3. How has writing shaped your life?

It’s really stunning how the two infuse and inform each other. It’s almost like being a child again, though with all the darkness and light and in-betweens that come with seeing the world for what it is. Perhaps writing is a way to hold the what-is up against the what-could-be, knowing both are equally fragile, fleeting, indescribable. But in trying to describe it, everything changes. The world becomes one great metaphor. Shivering winter trees are anything but naked. Songbirds become so much more. And how we treat each other, not always virtuous, but still something writing allows us to learn from.

4. What books, writers, art, or artists inspire you and your work?

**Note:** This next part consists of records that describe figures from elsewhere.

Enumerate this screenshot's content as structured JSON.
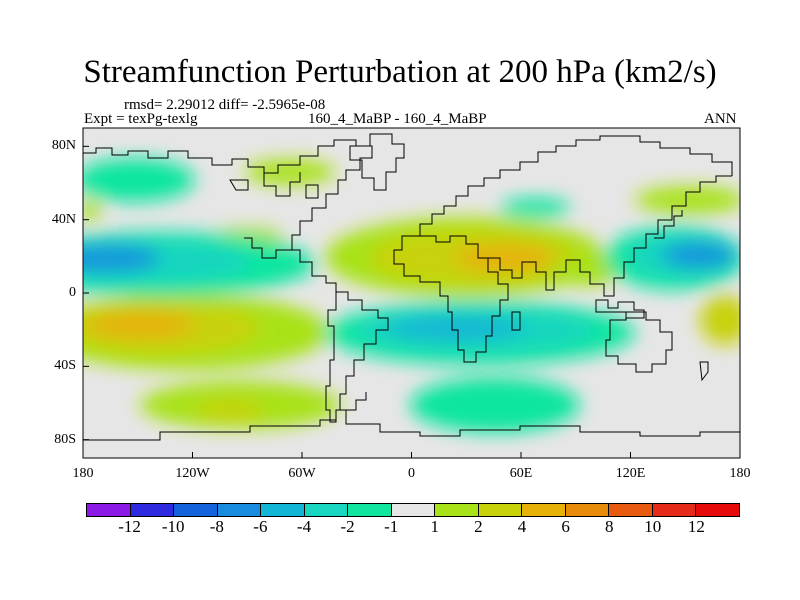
{
  "title": "Streamfunction Perturbation at 200 hPa (km2/s)",
  "stats": "rmsd= 2.29012 diff= -2.5965e-08",
  "experiment": "Expt = texPg-texlg",
  "case": "160_4_MaBP - 160_4_MaBP",
  "season": "ANN",
  "chart_data": {
    "type": "heatmap",
    "title": "Streamfunction Perturbation at 200 hPa (km2/s)",
    "projection": "cylindrical equidistant",
    "lon_range": [
      -180,
      180
    ],
    "lat_range": [
      -90,
      90
    ],
    "x_ticks": [
      {
        "value": -180,
        "label": "180"
      },
      {
        "value": -120,
        "label": "120W"
      },
      {
        "value": -60,
        "label": "60W"
      },
      {
        "value": 0,
        "label": "0"
      },
      {
        "value": 60,
        "label": "60E"
      },
      {
        "value": 120,
        "label": "120E"
      },
      {
        "value": 180,
        "label": "180"
      }
    ],
    "y_ticks": [
      {
        "value": 80,
        "label": "80N"
      },
      {
        "value": 40,
        "label": "40N"
      },
      {
        "value": 0,
        "label": "0"
      },
      {
        "value": -40,
        "label": "40S"
      },
      {
        "value": -80,
        "label": "80S"
      }
    ],
    "contour_levels": [
      -12,
      -10,
      -8,
      -6,
      -4,
      -2,
      -1,
      1,
      2,
      4,
      6,
      8,
      10,
      12
    ],
    "colors": [
      "#8c1ae6",
      "#2d2ae0",
      "#1463dc",
      "#1a8ce0",
      "#12b5d6",
      "#18d6c0",
      "#10e6a0",
      "#e6e6e6",
      "#a8e218",
      "#c8d20a",
      "#e6b20a",
      "#e88a0a",
      "#e85a10",
      "#e62a1a",
      "#e60a0a"
    ],
    "features": [
      {
        "kind": "positive",
        "lon": -125,
        "lat": -15,
        "peak": 7,
        "desc": "subtropical eastern Pacific"
      },
      {
        "kind": "positive",
        "lon": 65,
        "lat": 17,
        "peak": 6,
        "desc": "Africa / Arabia / South Asia"
      },
      {
        "kind": "positive",
        "lon": -110,
        "lat": -67,
        "peak": 4,
        "desc": "Southern Ocean Pacific"
      },
      {
        "kind": "negative",
        "lon": -165,
        "lat": 18,
        "peak": -5,
        "desc": "central North Pacific"
      },
      {
        "kind": "negative",
        "lon": 15,
        "lat": -18,
        "peak": -4,
        "desc": "South Atlantic / southern Africa"
      },
      {
        "kind": "negative",
        "lon": 160,
        "lat": 20,
        "peak": -5,
        "desc": "western North Pacific"
      },
      {
        "kind": "negative",
        "lon": 30,
        "lat": -60,
        "peak": -3,
        "desc": "Southern Ocean Atlantic sector"
      },
      {
        "kind": "negative",
        "lon": -150,
        "lat": 60,
        "peak": -2,
        "desc": "Alaska / Gulf of Alaska"
      }
    ]
  }
}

I’m enamored by the brutal emotional honesty and sonorous quality of many South American, Spanish, and Middle Eastern poets, as I am with the linguistic precision and experimentation of poets like Paul Celan and Octavio Paz. I’d say a few of the contemporary poets who most consistently inspire me are Carl Phillips, Eric Pankey, Ada Limón, Jamaal May, and Ocean Vuong.

5. What projects or pieces are you working on right now?

I currently have two completed manuscripts, Skin Memory and Say Uncle, that I’m shopping around. My contribution to Water~Stone Review is included in the former. [Update: Skin Memory has been named the winner of the Backwaters Prize, judged by Kwame Dawes, and will be published by Backwaters Press in September 2019.]